Its success is seen in the growth of rival intermediates, all of which have increased substantially in size over the past decade.

For 2008, Dakota receives a sheet-metal facelift and once again serves up the only V8 in its class. FlexFuel capable, this 4.7 L V8 delivers 302 hp and 329 lb.-ft. of torque. It pushes the power through a new six-speed automatic transmission.

Inside, buyers get a new instrument panel as well as a centre console offering a pullout bin designed for iPods and other hand-held electronics. Storage choices are expanded. Towing capacity: 3,157 kg.

Price as tested: $37,330


With its long truck-building legacy, GM knows the future holds a growing need for pickup capacity and the prospect of ever-costlier gasoline.

The auto giant addresses this scenario with a 6.0 L V8 with Active Fuel Management for the Sierra.

This engine pumps out 367 hp and 375 lb.-ft. of torque, yet still manages a mileage average of 14.4 L/100 km (Transport Canada figure).

But the new Sierra gets much more than an engine upgrade; it’s new inside and out.

Trim packages run the gamut from fleet-truck utility to full-bore luxury interiors, complete with heated leather seats, rear-seat entertainment system, dual-zone HVAC, tilt/slide sunroof, heated windshield washer fluid and distinctive ice-blue LED lighting.

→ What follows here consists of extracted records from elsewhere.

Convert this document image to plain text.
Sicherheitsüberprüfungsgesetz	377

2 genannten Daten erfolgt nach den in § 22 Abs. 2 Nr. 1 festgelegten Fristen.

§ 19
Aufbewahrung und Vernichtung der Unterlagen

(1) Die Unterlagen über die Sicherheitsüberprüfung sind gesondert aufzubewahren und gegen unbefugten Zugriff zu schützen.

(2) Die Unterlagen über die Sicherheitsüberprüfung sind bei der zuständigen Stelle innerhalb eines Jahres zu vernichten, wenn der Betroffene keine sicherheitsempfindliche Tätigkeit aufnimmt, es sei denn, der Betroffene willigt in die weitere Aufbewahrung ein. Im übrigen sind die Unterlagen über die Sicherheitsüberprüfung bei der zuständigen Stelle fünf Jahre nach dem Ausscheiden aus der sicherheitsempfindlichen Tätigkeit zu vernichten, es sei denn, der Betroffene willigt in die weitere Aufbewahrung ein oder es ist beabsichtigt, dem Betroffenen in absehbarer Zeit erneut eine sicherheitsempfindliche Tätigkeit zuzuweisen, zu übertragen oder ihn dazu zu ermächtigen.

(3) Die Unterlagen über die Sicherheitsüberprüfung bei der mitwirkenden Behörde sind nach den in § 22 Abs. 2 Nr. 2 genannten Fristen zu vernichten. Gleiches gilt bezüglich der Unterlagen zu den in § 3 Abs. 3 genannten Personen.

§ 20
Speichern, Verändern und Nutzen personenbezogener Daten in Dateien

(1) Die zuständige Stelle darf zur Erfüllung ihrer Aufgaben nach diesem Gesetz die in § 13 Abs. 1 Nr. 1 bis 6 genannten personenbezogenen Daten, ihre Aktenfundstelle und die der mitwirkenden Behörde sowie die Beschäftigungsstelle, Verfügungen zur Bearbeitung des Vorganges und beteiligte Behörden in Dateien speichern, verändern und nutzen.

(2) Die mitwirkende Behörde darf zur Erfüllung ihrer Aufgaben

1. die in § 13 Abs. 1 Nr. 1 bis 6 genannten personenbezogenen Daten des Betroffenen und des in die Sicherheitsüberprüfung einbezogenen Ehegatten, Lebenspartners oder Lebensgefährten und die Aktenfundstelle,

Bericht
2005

Sierra rides on a wheelbase of 3,645 mm, is 5,844 mm long and weighs in at 2,394 kg.

Its integrated trailer brake controller is a must for a truck that can tow up to 3,856 kg.

Price as tested: $50,985


This is the truck that is supposed to vault Toyota into the North American pickup market with an entry that destroys the long-held myth that the company can’t build a full-size half-ton.

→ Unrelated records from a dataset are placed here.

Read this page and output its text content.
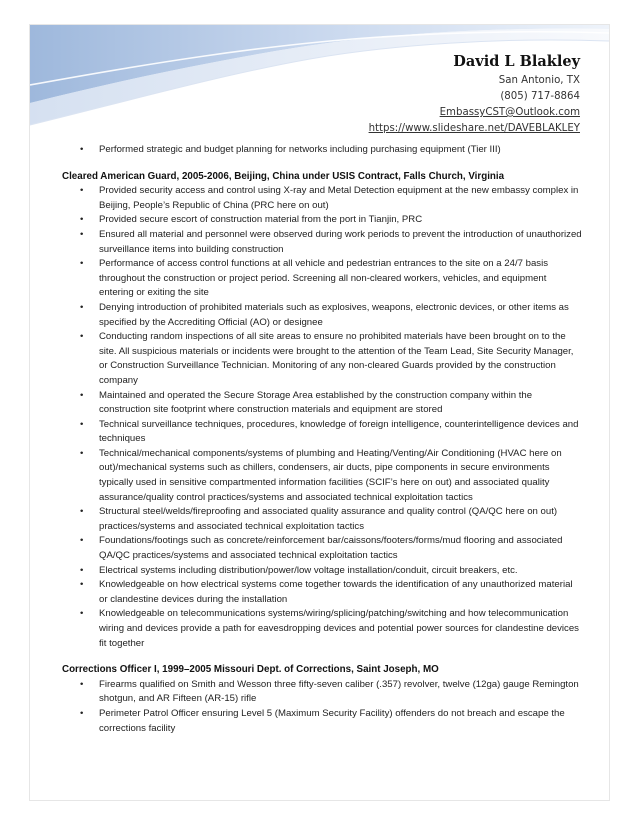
David L Blakley
San Antonio, TX
(805) 717-8864
EmbassyCST@Outlook.com
https://www.slideshare.net/DAVEBLAKLEY
• Performed strategic and budget planning for networks including purchasing equipment (Tier III)
Cleared American Guard, 2005-2006, Beijing, China under USIS Contract, Falls Church, Virginia
• Provided security access and control using X-ray and Metal Detection equipment at the new embassy complex in Beijing, People’s Republic of China (PRC here on out)
• Provided secure escort of construction material from the port in Tianjin, PRC
• Ensured all material and personnel were observed during work periods to prevent the introduction of unauthorized surveillance items into building construction
• Performance of access control functions at all vehicle and pedestrian entrances to the site on a 24/7 basis throughout the construction or project period. Screening all non-cleared workers, vehicles, and equipment entering or exiting the site
• Denying introduction of prohibited materials such as explosives, weapons, electronic devices, or other items as specified by the Accrediting Official (AO) or designee
• Conducting random inspections of all site areas to ensure no prohibited materials have been brought on to the site. All suspicious materials or incidents were brought to the attention of the Team Lead, Site Security Manager, or Construction Surveillance Technician. Monitoring of any non-cleared Guards provided by the construction company
• Maintained and operated the Secure Storage Area established by the construction company within the construction site footprint where construction materials and equipment are stored
• Technical surveillance techniques, procedures, knowledge of foreign intelligence, counterintelligence devices and techniques
• Technical/mechanical components/systems of plumbing and Heating/Venting/Air Conditioning (HVAC here on out)/mechanical systems such as chillers, condensers, air ducts, pipe components in secure environments typically used in sensitive compartmented information facilities (SCIF’s here on out) and associated quality assurance/quality control practices/systems and associated technical exploitation tactics
• Structural steel/welds/fireproofing and associated quality assurance and quality control (QA/QC here on out) practices/systems and associated technical exploitation tactics
• Foundations/footings such as concrete/reinforcement bar/caissons/footers/forms/mud flooring and associated QA/QC practices/systems and associated technical exploitation tactics
• Electrical systems including distribution/power/low voltage installation/conduit, circuit breakers, etc.
• Knowledgeable on how electrical systems come together towards the identification of any unauthorized material or clandestine devices during the installation
• Knowledgeable on telecommunications systems/wiring/splicing/patching/switching and how telecommunication wiring and devices provide a path for eavesdropping devices and potential power sources for clandestine devices fit together
Corrections Officer I, 1999–2005 Missouri Dept. of Corrections, Saint Joseph, MO
• Firearms qualified on Smith and Wesson three fifty-seven caliber (.357) revolver, twelve (12ga) gauge Remington shotgun, and AR Fifteen (AR-15) rifle
• Perimeter Patrol Officer ensuring Level 5 (Maximum Security Facility) offenders do not breach and escape the corrections facility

Sporting a new 381-horse 5.7 L V8 (with 401 lb.-ft. of torque), the Tundra bolts its engine to a frame with a wheelbase of 3,700 mm and an overall length of 5,810 mm. This combination has a curb weight of 2,535 kg.

But big isn’t just about size – it’s also about capacity.

Tundra offers a standard cab, four-door Double Cab with front-hinged rear doors and an extended four-door cab called CrewMax.

With its oversize rear doors and stretched cabin, this last one mimics the MegaCab introduced by Dodge last year.

The Toyota can be had with three bed lengths, including an eight-foot (2.4 m) box. Towing capacity is rated at 4,670 kg.

Interior features are aimed squarely at buyers from the world of working trucks.

Among them: oversized controls that can be used while wearing gloves, plenty of storage space and a new tailgate-assist mechanism for one-handed use.